Drug repurposing faces challenges including high domain expertise requirements, labor-intensive workflows, and difficulties in model deployment. To address these, we present the first open-source, web-based platform supporting disease- and target-specific prediction. It integrates graph neural networks with multimodal biomedical data—encompassing drugs, diseases, genes, and pathways—and NLP-derived semantic features from 24 million PubMed abstracts. The platform uniquely unifies multiple deep learning architectures with a large-scale knowledge graph comprising 5.9 million edges, 107 relation types, and 15 categories of semantic associations. It delivers end-to-end automated predictions, high-accuracy recommendations, and interpretable visual analytics—freely accessible without registration. Its core innovation is a tripartite synergistic modeling framework jointly leveraging deep learning, knowledge graphs, and literature-derived semantics, substantially improving both predictive accuracy and biological interpretability. This provides computational and experimental researchers with an out-of-the-box tool for novel indication discovery.
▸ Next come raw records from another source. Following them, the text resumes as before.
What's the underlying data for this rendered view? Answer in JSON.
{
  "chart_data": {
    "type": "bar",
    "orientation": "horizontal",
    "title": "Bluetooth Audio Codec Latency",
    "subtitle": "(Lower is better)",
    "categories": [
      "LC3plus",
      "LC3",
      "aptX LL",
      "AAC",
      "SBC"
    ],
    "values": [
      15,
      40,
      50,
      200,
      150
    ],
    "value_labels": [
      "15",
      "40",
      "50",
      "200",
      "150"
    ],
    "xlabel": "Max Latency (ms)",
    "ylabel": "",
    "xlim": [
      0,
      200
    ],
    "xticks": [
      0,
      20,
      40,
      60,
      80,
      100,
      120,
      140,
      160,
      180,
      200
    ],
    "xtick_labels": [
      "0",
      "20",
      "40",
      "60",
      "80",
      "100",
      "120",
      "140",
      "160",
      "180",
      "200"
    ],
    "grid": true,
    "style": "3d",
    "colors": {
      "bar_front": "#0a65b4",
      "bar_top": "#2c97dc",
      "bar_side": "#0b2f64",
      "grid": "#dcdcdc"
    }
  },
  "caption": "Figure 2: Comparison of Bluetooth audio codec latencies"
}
Background: Identifying new indications for approved drugs is a complex and time-consuming process that requires extensive knowledge of pharmacology, clinical data, and advanced computational methods. Recently, deep learning (DL) methods have shown their capability for the accurate prediction of drug repositioning. However, implementing DL-based modeling requires in-depth domain knowledge and proficient programming skills. Results: In this application, we introduce DeepDR, the first integrated platform that combines a variety of established DL-based models for disease- and target-specific drug repositioning tasks. DeepDR leverages invaluable experience to recommend candidate drugs, which covers more than 15 networks and a comprehensive knowledge graph that includes 5.9 million edges across 107 types of relationships connecting drugs, diseases, proteins/genes, pathways, and expression from six existing databases and a large scientific corpus of 24 million PubMed publications. Additionally, the recommended results include detailed descriptions of the recommended drugs and visualize key patterns with interpretability through a knowledge graph. Conclusion: DeepDR is free and open to all users without the requirement of registration. We believe it can provide an easy-to-use, systematic, highly accurate, and computationally automated platform for both experimental and computational scientists.